Ci sono state altre parole durante la cerimonia di Arequipa: il Segretario Generale Iberoamericano, Andrés Allamand, ha elogiato Vargas Llosa. L'accademico Javier Cercas ha tenuto il discorso più letterario della mattinata: umoristico, autoironico, elusivo dei cliché e provocatorio . "I ministeri della cultura, mi perdoni, signor Urtasun , sono secondari, se non addirittura ornamentali", ha detto Cercas al Ministro della Cultura spagnolo. Il colombiano Juan Gabriel Vásquez è sembrato più cupo nella sua descrizione di un mondo che "guarisce o muore" e che dipende dai suoi oratori più esigenti per evitare l'autodistruzione.
E i presentatori della conferenza? Luis García Montero ha pronunciato il classico discorso di Luis García Montero . Ha parlato a due voci insieme a Carmen Noguero Galilea, segretaria generale dell'Università Cervantes, ha recitato parole sulla bontà della lingua comune e sulla conoscenza che crea e, alla fine, ha detto cose etiche come: "I ponti tra Europa e America Latina sono oggi decisivi per proporre un'alternativa alla depravazione". García Montero si è presentato come "un professore che vive senza la frenesia delle bufale", ha usato la parola genocidio (in astratto), ha intervallato citazioni classiche e moderne (da Lorca a Victoria Camps) e ha chiesto di impedire che le lingue diventino "la lingua dei simili ".

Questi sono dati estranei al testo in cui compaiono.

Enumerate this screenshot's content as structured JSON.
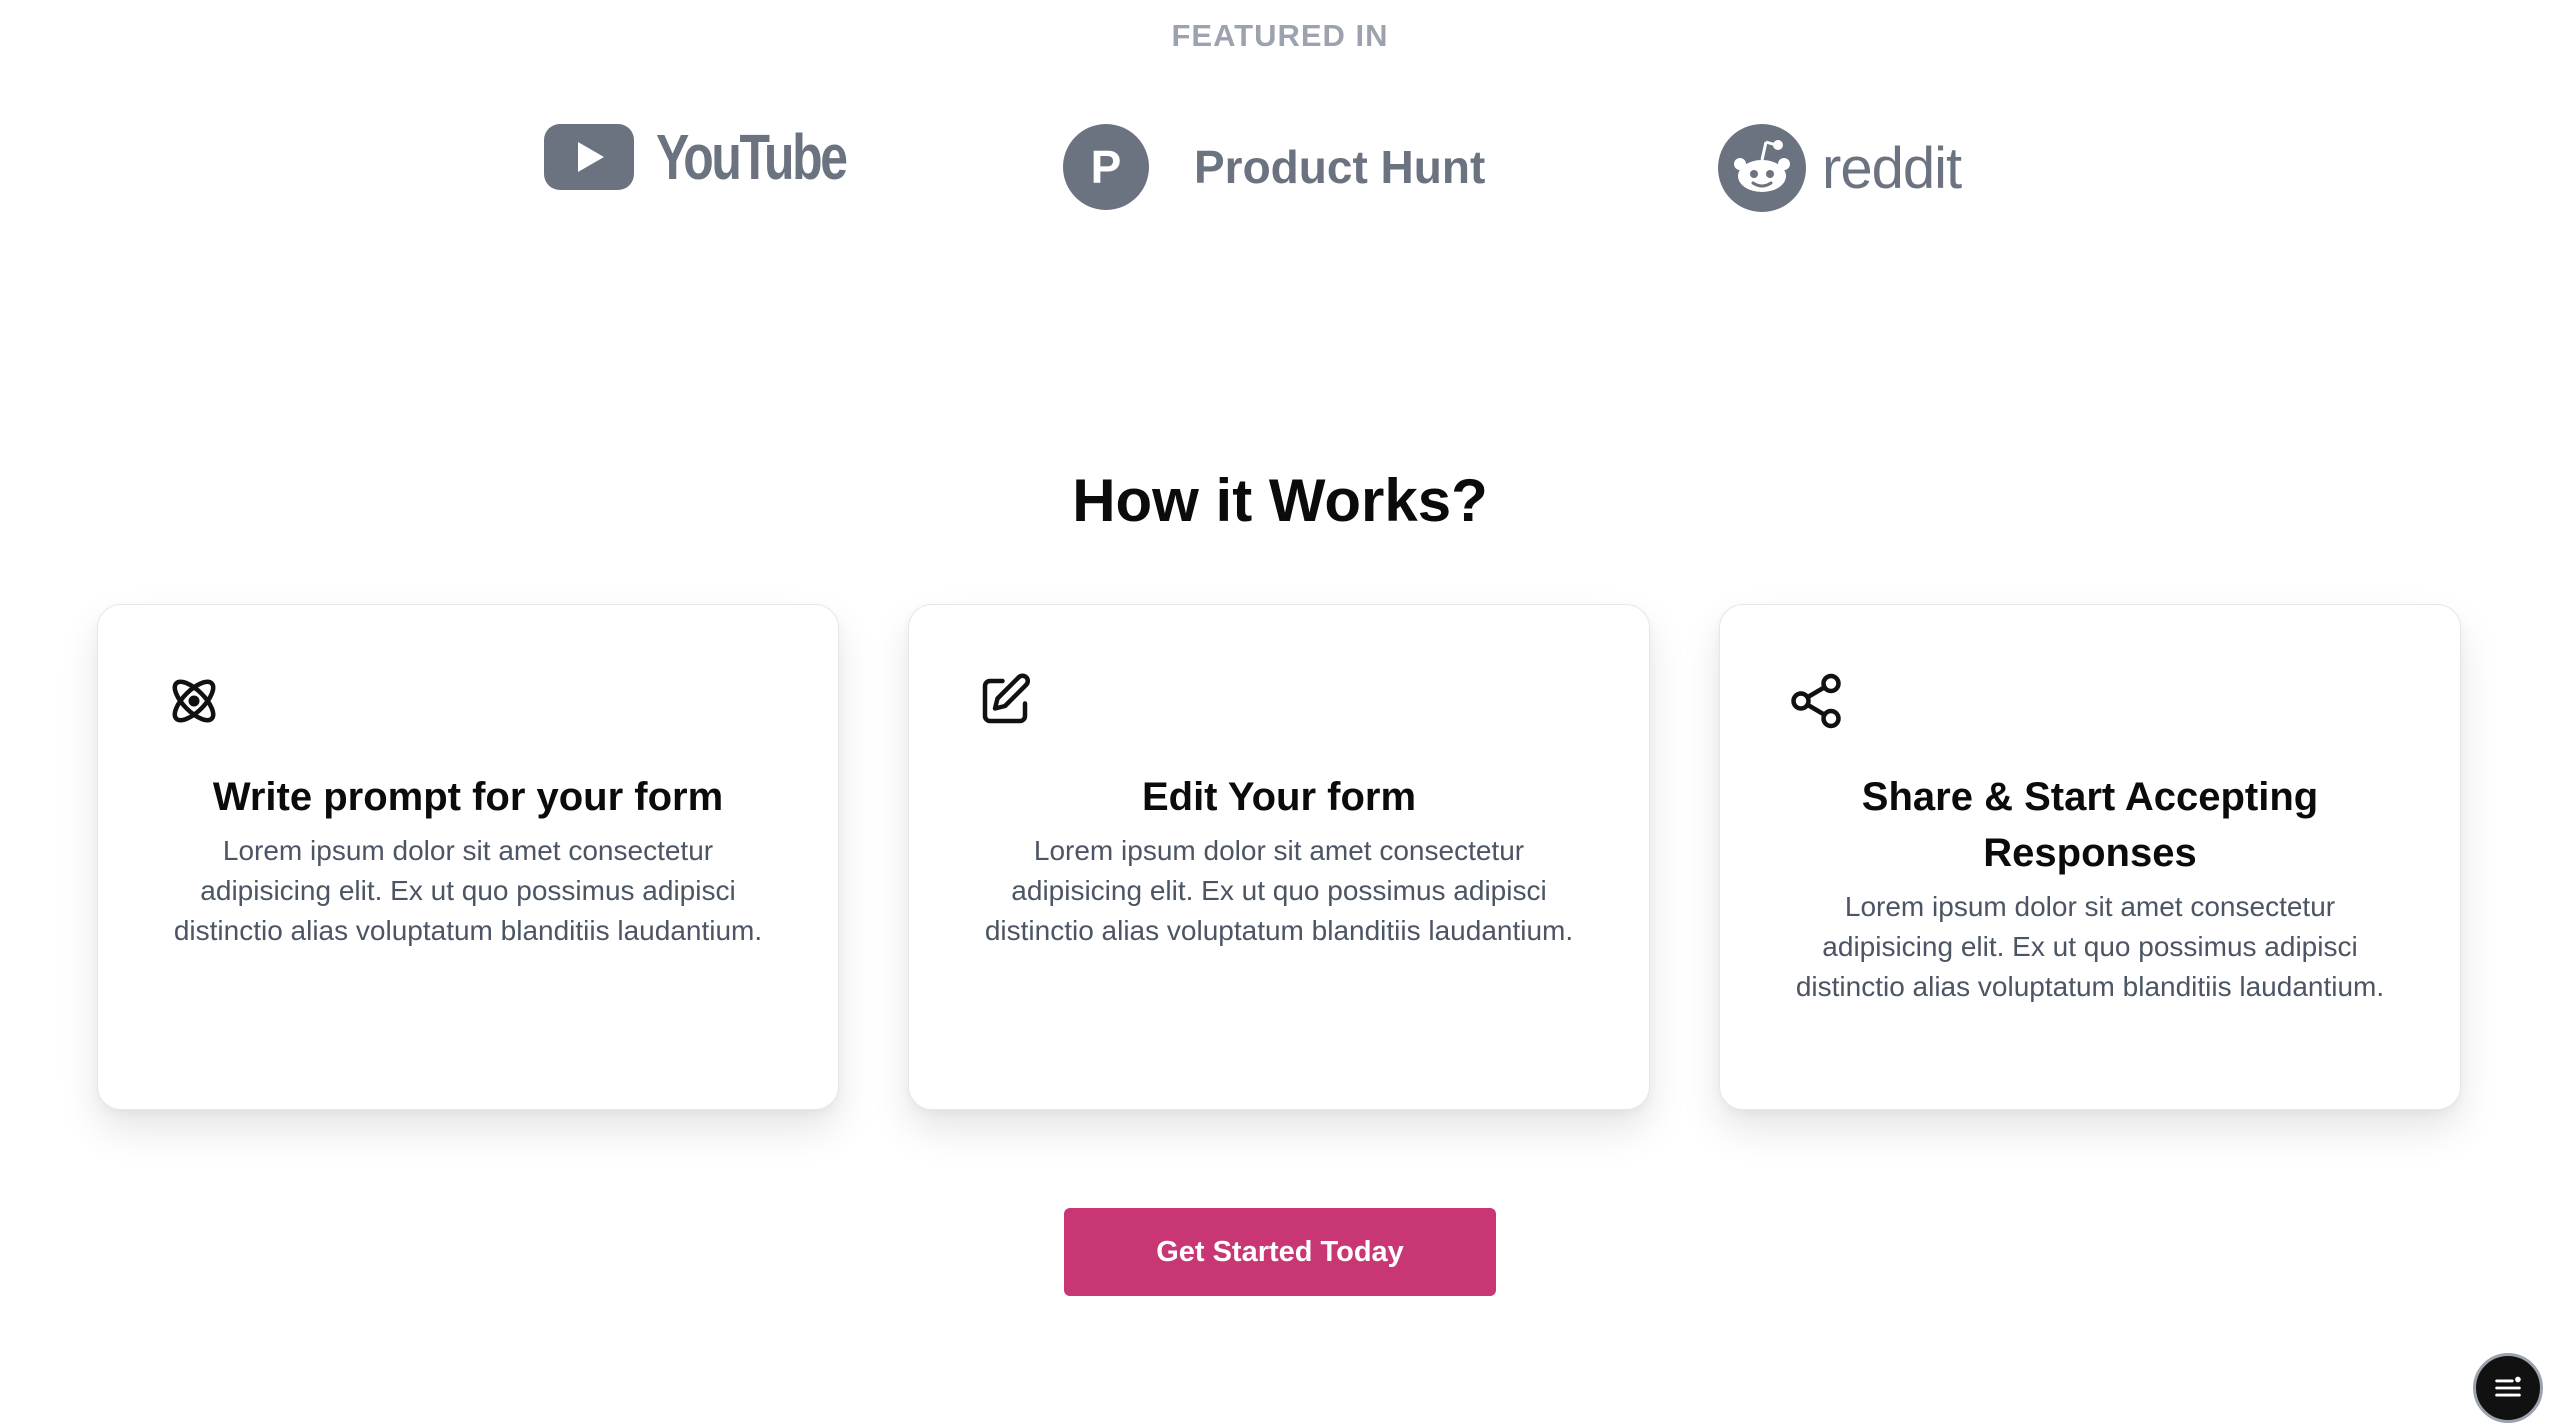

Anche Santiago Muñoz Machado tenne il suo discorso classico: un saggio accademico sui primi scrittori che potevano essere definiti meticci nelle Americhe dopo la conquista: cronisti delle Indie, meticci e sacerdoti che garantirono che la cultura Inca non scomparisse. Non una sola parola sui tempi difficili.
Don Felipe ha concluso l'evento con parole di riconciliazione: " Continuiamo a fare della nostra lingua uno strumento di progresso , di comprensione, di prosperità condivisa. Che sappiamo e desideriamo orientare i nostri sforzi verso questo fine". Un coro cantava in quechua e ha concluso l'evento.